Шанталь с любопытством взглянула на него.

— Выходит, человечество сотни лет зря старалось, сочиняя эти тысячи томов?

— Вполне возможно.

— Но вы все-таки допускаете, что какая-то польза от этих идей есть?

— Для ничтожного меньшинства людей. Все остальные живут себе, ничего не зная о них, — хотя бы потому, что они не читали этих тысяч томов. Повседневная, житейская философия, — если вообще применимо это название, — предельно проста, даже примитивна.

— Интересно… И в чем же она заключается?

— Вы это знаете не хуже меня.

— А все-таки?

— Вы помните, с чего мы начали? Что в матримониальных делах внешность не главное. И замухрышка в принципе имеет такие же шансы выйти замуж, как и любая раскрасавица. Так?

— Так.

— Несерьезно, Шанталь Федоровна… Во-первых, когда мы — я говорю про мужчин — выбираем себе женщину, мы, как правило, вовсе не думаем о женитьбе. Это уж потом приходит. И смотрим мы не на ее душу, — которой сначала, согласитесь, и не видно, — а на ее тело. Какие у нее ножки, личико, фигурка, достаточно ли она хороша собой, не стыдно ли будет показаться с ней на улице. Вот что в реальной жизни происходит в подавляющем большинстве случаев.

— А что происходит потом?

— А потом мы либо решаем, что можно на ней жениться, — если, конечно, время пришло, — либо расстаемся с ней и присматриваемся к следующей. Опять с теми же мерками: ножки, фигурка, личико… И замухрышке попасть в поле нашего зрения практически невозможно. Для них остаются такие же мужички-недомерки.

— В логике вам не откажешь… А как вы сами женились?

— Я — дело другое. Ольгу я знал с детства.

— Значит, ее ручки-ножки в принципе вас не очень интересовали?
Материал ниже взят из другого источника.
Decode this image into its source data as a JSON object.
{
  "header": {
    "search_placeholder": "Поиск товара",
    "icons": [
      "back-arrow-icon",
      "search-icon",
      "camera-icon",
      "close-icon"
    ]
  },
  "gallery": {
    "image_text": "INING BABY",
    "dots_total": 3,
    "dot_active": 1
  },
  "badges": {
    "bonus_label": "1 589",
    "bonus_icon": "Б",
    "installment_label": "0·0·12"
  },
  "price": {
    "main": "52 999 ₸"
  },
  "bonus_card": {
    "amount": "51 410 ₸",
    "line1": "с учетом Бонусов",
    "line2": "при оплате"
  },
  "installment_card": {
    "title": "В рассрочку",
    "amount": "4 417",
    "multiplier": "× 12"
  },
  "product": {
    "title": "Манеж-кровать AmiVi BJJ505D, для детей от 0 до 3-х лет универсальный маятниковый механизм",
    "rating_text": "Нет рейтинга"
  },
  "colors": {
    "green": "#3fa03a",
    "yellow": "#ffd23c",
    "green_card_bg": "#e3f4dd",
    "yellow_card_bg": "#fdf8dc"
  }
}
— Пожалуй, — недовольно согласился Георгий. Его слегка покоробила прямолинейность Шанталь.

— А во второй раз?

— Вы и об этом знаете?

— Да. Но, если вам неприятно, можете не говорить.

— Ну, почему же…

— И как же в этом случае выбирали? Ножки, фигурка, личико?

— Никак я ее не выбирал, — не сразу сказал Георгий. — Тут все как-то само собой получилось.

— Э, нет, Георгий, — решительно возразила Шанталь, — само собой в таких делах ничего не решается. Был выбор, был. А может, обстоятельства за вас выбирали.

— Обстоятельства? — переспросил Георгий. — Тут вы, пожалуй, ближе к истине.

— А обстоятельства — разве это не вы сами? Не вы их создали, не вы позволяли им выбирать? Или считаете, что вы тут ни при чем, «судьба-индейка» виновата?

Георгий удивленно взглянул на Шанталь, — как она могла угадать? И только тут заметил, что едут они гораздо медленнее, едва под семьдесят, хотя дорога была по-прежнему сухая и почти пустая. Видимо, Шанталь очень заинтересовал их разговор.

— Так как насчет «судьбы-индейки»? — спросила она.

— Было дело, — пришлось признаться Георгию, — и так думал.

— У меня тоже когда-то было. Как и у всех, наверно, в юные годы.

— А не в юные годы этого быть не может?

— Не должно, по идее. Все-таки мы взрослеем, умнеем, начинаем мыслить другими категориями. Именно это я имела в виду, когда говорила о внешности и замухрышках. А то, о чем вы говорите, — примитивной житейской философии, ножках, фигурке, личике, — характерно разве что для юнцов, да и то не для всех. Некоторые, наверно, сразу рождаются… мудрыми, что ли.

— Например, Кент, — не без сарказма сказал Георгий.

— И Кент тоже, — серьезно подтвердила Шанталь. — Да и странно, если бы было иначе. Он же ученый, исследователь по натуре, а у таких людей инстинкт познания развит гораздо сильнее, чем у нас, простых смертных.